Finish Your Tracks (Even When You Don’t Feel Like It)

Finish Your Tracks (Even When You Don’t Feel Like It)

Finish Your Tracks (Even When You Don’t Feel Like It) 150 150 Artist Coaching

Most producers I talk to have hundreds of unfinished projects on their hard drive. Ideas that started with excitement, but never made it past the drop or arrangement. You know that feeling, the first 30 minutes fly by, the loop sounds great, and then… it dies.

It’s not because you’re lazy.

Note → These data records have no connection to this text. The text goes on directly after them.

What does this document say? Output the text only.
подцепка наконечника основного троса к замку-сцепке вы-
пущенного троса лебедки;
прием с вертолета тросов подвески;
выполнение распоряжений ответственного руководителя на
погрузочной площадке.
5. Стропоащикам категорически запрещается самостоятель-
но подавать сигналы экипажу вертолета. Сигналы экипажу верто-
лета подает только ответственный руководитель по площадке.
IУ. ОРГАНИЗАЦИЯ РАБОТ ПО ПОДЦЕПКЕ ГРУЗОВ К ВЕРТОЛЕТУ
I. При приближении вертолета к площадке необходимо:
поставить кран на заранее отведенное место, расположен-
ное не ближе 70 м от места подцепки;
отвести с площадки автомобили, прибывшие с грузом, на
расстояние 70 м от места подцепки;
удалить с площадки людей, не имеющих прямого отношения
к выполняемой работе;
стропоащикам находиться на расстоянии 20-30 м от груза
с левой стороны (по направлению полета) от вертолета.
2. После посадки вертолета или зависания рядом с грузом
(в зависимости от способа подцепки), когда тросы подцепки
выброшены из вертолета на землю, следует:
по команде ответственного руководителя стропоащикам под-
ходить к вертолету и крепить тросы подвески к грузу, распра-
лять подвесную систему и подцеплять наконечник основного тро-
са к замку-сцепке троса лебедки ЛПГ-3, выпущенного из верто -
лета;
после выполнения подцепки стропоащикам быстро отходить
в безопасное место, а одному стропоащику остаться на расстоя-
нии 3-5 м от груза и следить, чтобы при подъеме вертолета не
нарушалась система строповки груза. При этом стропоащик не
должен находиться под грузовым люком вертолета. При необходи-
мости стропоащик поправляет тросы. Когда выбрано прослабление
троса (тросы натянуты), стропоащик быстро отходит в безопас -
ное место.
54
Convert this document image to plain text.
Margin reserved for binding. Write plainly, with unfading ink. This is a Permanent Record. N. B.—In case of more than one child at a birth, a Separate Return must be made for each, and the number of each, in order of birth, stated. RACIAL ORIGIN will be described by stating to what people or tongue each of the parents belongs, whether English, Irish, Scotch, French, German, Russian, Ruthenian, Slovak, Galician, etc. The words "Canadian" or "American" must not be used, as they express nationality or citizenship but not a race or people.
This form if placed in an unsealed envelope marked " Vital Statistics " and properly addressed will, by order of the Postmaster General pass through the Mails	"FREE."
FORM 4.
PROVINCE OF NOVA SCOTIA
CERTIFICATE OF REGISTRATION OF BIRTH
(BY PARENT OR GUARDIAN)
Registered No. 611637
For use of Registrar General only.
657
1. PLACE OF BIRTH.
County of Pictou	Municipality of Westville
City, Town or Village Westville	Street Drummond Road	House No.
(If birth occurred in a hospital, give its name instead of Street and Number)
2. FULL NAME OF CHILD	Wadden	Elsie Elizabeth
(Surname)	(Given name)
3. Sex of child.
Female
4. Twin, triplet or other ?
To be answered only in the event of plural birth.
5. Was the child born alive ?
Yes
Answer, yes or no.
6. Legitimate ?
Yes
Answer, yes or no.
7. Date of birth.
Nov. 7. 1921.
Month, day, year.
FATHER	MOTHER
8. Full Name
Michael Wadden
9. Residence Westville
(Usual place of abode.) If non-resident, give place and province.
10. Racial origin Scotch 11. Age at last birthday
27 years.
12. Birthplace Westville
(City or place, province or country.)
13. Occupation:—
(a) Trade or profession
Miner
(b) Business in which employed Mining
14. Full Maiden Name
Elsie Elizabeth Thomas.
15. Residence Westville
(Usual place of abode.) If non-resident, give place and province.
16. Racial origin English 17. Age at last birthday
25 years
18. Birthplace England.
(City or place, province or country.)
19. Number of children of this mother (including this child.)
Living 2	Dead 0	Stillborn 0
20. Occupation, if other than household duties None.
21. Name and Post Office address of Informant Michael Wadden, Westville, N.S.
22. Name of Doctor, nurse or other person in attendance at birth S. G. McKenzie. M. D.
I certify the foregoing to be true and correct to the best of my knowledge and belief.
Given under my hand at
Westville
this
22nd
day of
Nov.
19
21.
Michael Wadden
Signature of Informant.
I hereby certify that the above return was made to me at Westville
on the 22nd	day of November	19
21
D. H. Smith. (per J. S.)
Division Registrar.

It’s because starting is easy. Finishing takes discipline.

During ADE week, Jay Hardway and I talked about this exact thing on the podcast. He mentioned something Axwell once said:

“You can only judge a track when it’s finished.”

And he’s right.

You don’t really know if an idea is good until you take it all the way. A melody on its own means nothing; the full picture does.

Finishing tracks isn’t just about releasing music. It’s about training a muscle.

Every time you push through the boring middle part, the mixing, the small tweaks, the endless rendering, you’re building creative endurance. You’re teaching yourself to stay consistent, to stay patient, to close the loop.

That’s how careers are built. Not from one hit, but from hundreds of finished tracks that no one ever heard, each one sharpening your skill.

If you struggle to finish, try this:

  • Set deadlines. Give yourself a date and stick to it. No one’s coming to rescue your project.
  • Work in sprints. 30 minutes of new ideas every day. Then pick the best one to finish each week.
  • Don’t judge early. Wait until the track is done before deciding if it’s good.
  • Finish, even if it sucks. You’ll learn something from every track you close.

The real growth happens between “this is fun” and “this is done.”

That’s where you become an artist, not just a producer.